Analysis of spontaneous and cortically evoked activity of striatal medium spiny neurons during the occurrence of L-DOPA-induced dyskinesias

Abstract

Parkinson's disease (PD) is a progressive neurodegenerative disorder that affects 1% of people over the age of 60. The primary motor symptoms of PD include resting tremor, slowness of movements, rigidity and postural instability. These symptoms result from the degeneration of the dopaminergic cells in the substantia nigra pars compacta (SNc). L-DOPA remains the gold standard treatment for PD. However, with repeated administration, L-DOPA can cause abnormal involuntary movements (e.g. L-DOPA-induced dyskinesia; LID) in 75-80% of PD patients. The striatum receives massive cortical excitatory inputs and is densely innervated by dopaminergic projections. The glutamatergic and dopaminergic information is integrated within the striatal medium spiny neurons (MSNs) and transmitted to the output nuclei of the basal ganglia, the internal portion of the globus pallidus and the substantia nigra pars reticulata (SNr). MSNs can project directly (dMSNs) or indirectly (iMSNs) to the output nuclei of basal ganglia. dMSNs express preferentially D1 dopaminergic receptors as well as the neuropeptides dynorphin and substance P. The iMSNs express mainly D2 dopaminergic receptors and the neuropeptide enkephalin. Models of PD propose that chronic L-DOPA exposure generates a hyperdopaminergia state that contributes to imbalance in the activity of striatal MSNs, generating hyperactivity of dMSNs and hypoactivity of iMSNs.
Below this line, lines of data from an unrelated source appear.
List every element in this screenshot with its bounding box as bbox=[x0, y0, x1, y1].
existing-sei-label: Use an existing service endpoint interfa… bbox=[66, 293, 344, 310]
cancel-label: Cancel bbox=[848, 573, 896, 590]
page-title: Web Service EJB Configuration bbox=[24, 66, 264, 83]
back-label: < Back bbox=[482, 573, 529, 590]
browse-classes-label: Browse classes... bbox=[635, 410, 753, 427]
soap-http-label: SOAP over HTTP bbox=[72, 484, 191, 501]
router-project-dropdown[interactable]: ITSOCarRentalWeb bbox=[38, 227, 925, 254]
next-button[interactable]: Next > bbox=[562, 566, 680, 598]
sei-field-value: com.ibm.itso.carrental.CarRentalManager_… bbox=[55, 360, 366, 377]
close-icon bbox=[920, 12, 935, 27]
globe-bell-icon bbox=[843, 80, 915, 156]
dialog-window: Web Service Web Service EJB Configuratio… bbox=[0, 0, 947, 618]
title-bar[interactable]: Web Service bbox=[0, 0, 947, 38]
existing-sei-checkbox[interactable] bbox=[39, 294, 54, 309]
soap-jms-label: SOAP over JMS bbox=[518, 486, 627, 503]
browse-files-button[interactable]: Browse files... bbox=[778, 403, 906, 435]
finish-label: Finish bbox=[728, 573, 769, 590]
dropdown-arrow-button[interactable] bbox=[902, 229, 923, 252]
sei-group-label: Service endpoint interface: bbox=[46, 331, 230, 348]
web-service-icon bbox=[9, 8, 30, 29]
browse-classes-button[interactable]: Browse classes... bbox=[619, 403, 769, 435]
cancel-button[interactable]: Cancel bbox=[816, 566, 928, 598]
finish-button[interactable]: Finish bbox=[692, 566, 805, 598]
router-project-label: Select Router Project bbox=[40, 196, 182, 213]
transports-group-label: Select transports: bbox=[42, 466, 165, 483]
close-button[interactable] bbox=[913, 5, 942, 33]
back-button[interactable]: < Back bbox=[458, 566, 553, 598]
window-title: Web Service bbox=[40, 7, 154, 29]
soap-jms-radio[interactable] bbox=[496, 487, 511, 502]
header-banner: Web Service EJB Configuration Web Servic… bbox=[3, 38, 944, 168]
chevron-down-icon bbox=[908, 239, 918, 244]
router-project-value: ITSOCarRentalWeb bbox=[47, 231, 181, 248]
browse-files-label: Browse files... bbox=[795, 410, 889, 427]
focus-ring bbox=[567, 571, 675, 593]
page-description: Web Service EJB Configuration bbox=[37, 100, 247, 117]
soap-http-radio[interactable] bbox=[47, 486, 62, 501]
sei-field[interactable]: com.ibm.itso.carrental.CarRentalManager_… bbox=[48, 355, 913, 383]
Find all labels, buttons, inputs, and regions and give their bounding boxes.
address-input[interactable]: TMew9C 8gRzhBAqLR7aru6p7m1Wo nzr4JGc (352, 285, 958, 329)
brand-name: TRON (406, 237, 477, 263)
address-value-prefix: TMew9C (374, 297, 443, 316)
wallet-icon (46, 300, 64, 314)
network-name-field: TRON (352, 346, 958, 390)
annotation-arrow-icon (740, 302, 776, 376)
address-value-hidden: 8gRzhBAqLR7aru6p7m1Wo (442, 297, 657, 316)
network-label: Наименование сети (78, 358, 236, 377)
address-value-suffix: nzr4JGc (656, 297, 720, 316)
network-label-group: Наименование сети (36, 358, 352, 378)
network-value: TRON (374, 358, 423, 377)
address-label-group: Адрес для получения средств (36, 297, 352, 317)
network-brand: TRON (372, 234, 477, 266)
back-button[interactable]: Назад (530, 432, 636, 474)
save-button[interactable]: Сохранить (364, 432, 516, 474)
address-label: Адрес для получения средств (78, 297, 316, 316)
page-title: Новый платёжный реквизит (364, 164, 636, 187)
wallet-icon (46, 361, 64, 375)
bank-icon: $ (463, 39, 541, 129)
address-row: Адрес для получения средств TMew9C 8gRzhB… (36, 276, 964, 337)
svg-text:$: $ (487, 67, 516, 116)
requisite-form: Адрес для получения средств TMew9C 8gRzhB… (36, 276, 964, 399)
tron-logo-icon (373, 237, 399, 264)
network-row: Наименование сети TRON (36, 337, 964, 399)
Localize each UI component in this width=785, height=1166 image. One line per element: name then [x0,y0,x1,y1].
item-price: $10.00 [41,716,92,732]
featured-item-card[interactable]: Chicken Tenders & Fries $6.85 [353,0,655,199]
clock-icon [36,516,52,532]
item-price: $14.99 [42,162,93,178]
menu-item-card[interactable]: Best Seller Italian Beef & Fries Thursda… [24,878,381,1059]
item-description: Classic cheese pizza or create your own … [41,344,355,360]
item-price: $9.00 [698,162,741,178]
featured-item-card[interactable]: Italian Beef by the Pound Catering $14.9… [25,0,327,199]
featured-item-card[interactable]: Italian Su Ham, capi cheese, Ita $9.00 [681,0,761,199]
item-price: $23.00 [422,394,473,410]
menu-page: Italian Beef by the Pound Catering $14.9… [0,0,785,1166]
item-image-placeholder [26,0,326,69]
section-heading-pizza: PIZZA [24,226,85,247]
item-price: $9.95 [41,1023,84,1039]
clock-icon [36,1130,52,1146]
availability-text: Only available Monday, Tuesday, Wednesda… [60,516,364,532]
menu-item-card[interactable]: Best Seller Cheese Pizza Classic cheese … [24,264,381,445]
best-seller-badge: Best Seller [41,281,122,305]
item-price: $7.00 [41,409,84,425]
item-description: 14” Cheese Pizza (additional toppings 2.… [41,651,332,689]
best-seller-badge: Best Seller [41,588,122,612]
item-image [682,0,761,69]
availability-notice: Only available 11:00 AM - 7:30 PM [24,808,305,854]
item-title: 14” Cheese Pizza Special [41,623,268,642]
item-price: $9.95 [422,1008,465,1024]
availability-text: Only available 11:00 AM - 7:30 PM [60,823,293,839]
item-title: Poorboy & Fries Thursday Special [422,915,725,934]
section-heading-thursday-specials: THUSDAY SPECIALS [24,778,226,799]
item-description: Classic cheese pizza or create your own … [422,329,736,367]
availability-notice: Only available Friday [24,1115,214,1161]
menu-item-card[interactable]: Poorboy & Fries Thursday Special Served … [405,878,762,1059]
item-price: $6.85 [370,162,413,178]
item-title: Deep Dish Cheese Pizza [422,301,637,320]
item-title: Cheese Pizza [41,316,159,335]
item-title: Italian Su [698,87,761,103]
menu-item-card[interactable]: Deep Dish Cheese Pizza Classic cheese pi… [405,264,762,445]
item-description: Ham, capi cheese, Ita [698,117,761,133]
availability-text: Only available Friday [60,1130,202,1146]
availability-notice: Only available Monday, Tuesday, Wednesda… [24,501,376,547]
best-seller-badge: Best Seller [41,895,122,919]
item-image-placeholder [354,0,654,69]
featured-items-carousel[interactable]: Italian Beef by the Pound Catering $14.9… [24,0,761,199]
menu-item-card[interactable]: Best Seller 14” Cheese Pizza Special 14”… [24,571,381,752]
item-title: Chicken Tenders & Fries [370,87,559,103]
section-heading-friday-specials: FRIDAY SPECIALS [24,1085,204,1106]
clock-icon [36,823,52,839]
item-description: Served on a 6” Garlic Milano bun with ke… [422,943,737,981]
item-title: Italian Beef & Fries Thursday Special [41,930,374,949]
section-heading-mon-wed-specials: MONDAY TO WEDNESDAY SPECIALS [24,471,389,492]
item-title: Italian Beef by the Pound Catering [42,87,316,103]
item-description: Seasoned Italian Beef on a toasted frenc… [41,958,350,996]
This imbalance between MSN activity during the on-state of L-DOPA treatment would be responsible for the appearance of LID. Unfortunately, direct electrophysiological evidence is lacking. Using in vivo electrophysiological recordings of spontaneous and cortically evoked activity in the 6-hydroxydopamine(OHDA)-lesioned rat model of PD, our study seeks to characterize the physiology of dMSNs and iMSNs during the on-state of L-DOPA treatment in dyskinetic rats. Dissecting these two groups of neurons will be the first step in developing improved PD therapeutics.